Redfern and Briffa use data from three registries to describe common shortfalls in the transition from hospital to primary care (https://www.mja.com.au/doi/10.5694/mja14.01156). The challenges in improving access to effective secondary prevention are concisely summarised, with positive guidance on how to improve secondary prevention in primary care, raising awareness of the need for lifelong secondary prevention, better integration and use of existing services, consideration of the use of registry data in data monitoring and quality assurance, and the potential in embracing new technologies such as automated texting reminders to patients, already outlined in a summit on this topic last year.13
Thompson and colleagues summarise the extensive evidence base for ideal post-hospital therapy (https://www.mja.com.au/doi/10.5694/mja14.01155), focusing on the 50% of patients who do not receive coronary intervention or revascularisation at the time of their acute episode.14 The extensive collaboration on clinical trials and registries that has gone into developing the rich evidence base is a source of pride in modern cardiology, but many gaps in evidence remain.

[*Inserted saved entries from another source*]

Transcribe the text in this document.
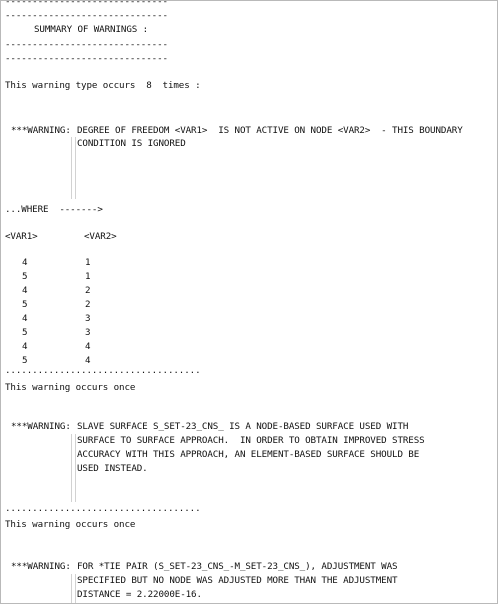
------------------------------
------------------------------
SUMMARY OF WARNINGS :
------------------------------
------------------------------
This warning type occurs  8  times :
***WARNING: DEGREE OF FREEDOM <VAR1>  IS NOT ACTIVE ON NODE <VAR2>  - THIS BOUNDARY
CONDITION IS IGNORED
...WHERE  ------->
<VAR1>	<VAR2>
4	1
5	1
4	2
5	2
4	3
5	3
4	4
5	4
....................................
This warning occurs once
***WARNING: SLAVE SURFACE S_SET-23_CNS_ IS A NODE-BASED SURFACE USED WITH
SURFACE TO SURFACE APPROACH.  IN ORDER TO OBTAIN IMPROVED STRESS
ACCURACY WITH THIS APPROACH, AN ELEMENT-BASED SURFACE SHOULD BE
USED INSTEAD.
....................................
This warning occurs once
***WARNING: FOR *TIE PAIR (S_SET-23_CNS_-M_SET-23_CNS_), ADJUSTMENT WAS
SPECIFIED BUT NO NODE WAS ADJUSTED MORE THAN THE ADJUSTMENT
DISTANCE = 2.22000E-16.
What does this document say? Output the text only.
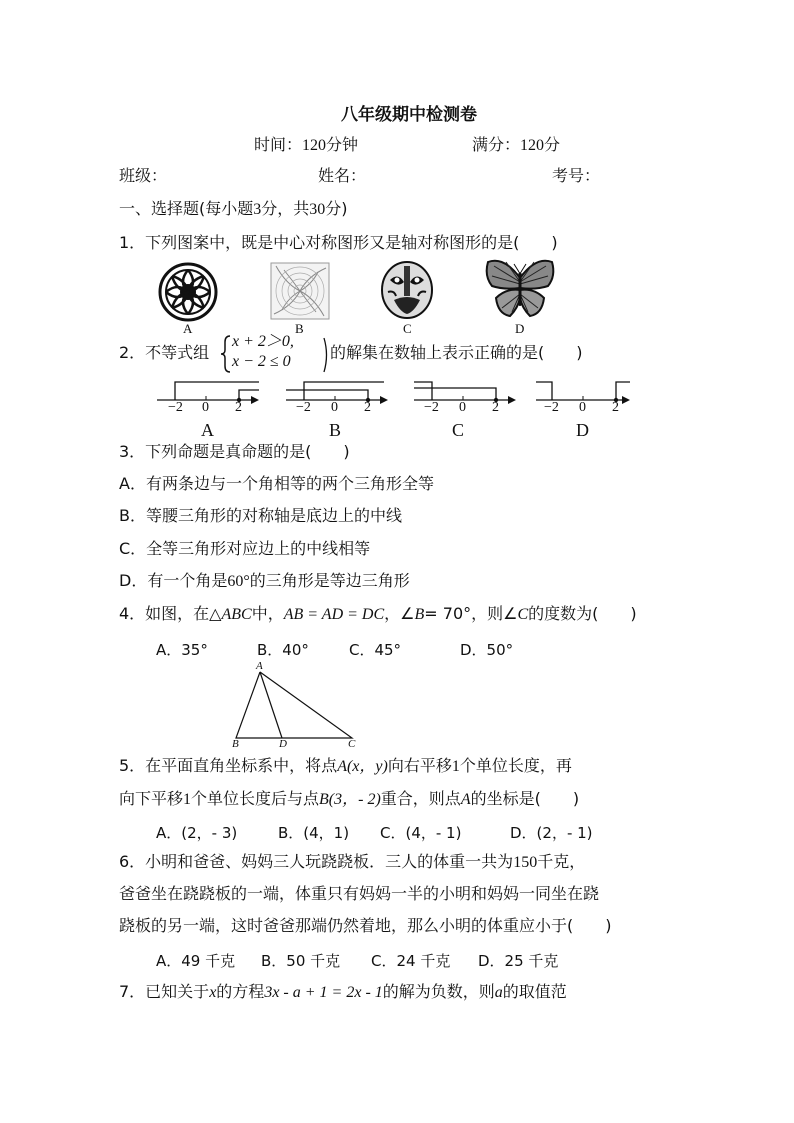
八年级期中检测卷
时间：120分钟	满分：120分
班级：	姓名：	考号：
一、选择题(每小题3分，共30分)
1．下列图案中，既是中心对称图形又是轴对称图形的是(　　)
A	B	C	D
2．不等式组
x + 2＞0,
x − 2 ≤ 0 的解集在数轴上表示正确的是(　　)
−2 0 2	−2 0 2	−2 0 2	−2 0 2
A	B	C	D
3．下列命题是真命题的是(　　)
A．有两条边与一个角相等的两个三角形全等
B．等腰三角形的对称轴是底边上的中线
C．全等三角形对应边上的中线相等
D．有一个角是60°的三角形是等边三角形
4．如图，在△ABC中，AB = AD = DC，∠B= 70°，则∠C的度数为(　　)
A．35°	B．40°	C．45°	D．50°
A
B	D	C
5．在平面直角坐标系中，将点A(x，y)向右平移1个单位长度，再
向下平移1个单位长度后与点B(3，- 2)重合，则点A的坐标是(　　)
A．(2，- 3)	B．(4，1) C．(4，- 1)	D．(2，- 1)
6．小明和爸爸、妈妈三人玩跷跷板．三人的体重一共为150千克，
爸爸坐在跷跷板的一端，体重只有妈妈一半的小明和妈妈一同坐在跷
跷板的另一端，这时爸爸那端仍然着地，那么小明的体重应小于(　　)
A．49 千克 B．50 千克 C．24 千克 D．25 千克
7．已知关于x的方程3x - a + 1 = 2x - 1的解为负数，则a的取值范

Thakkar and Chow reassert the truism that drugs do not work in patients who do not take them (https://www.mja.com.au/doi/10.5694/mja14.01157); there is evidence that non-adherence among post-ACS patients is common and associated with adverse outcomes.15 Their review summarises strategies to improve adherence to prescribed medications, and touches on the future possibility of a polypill to include a combination of evidence-based therapies to improve adherence.
Finally, Vickery and Thompson take the GP’s perspective in managing the post-ACS patient and describe eight common challenges that GPs face in this setting (https://www.mja.com.au/doi/10.5694/mja14.01250). The need for courteous, detailed communication between the hospital and primary care is highlighted.
The common theme of each article in this supplement is that progress has been impressive, but much has to be done to continue the improvements in understanding and in translating the knowledge we already have into further improvements in outcomes. The disturbing evidence from recent Australian nationwide surveys that the application of proven evidence-based therapies remains less than optimal16 is a concern and presents a major challenge in the modern management of ACS.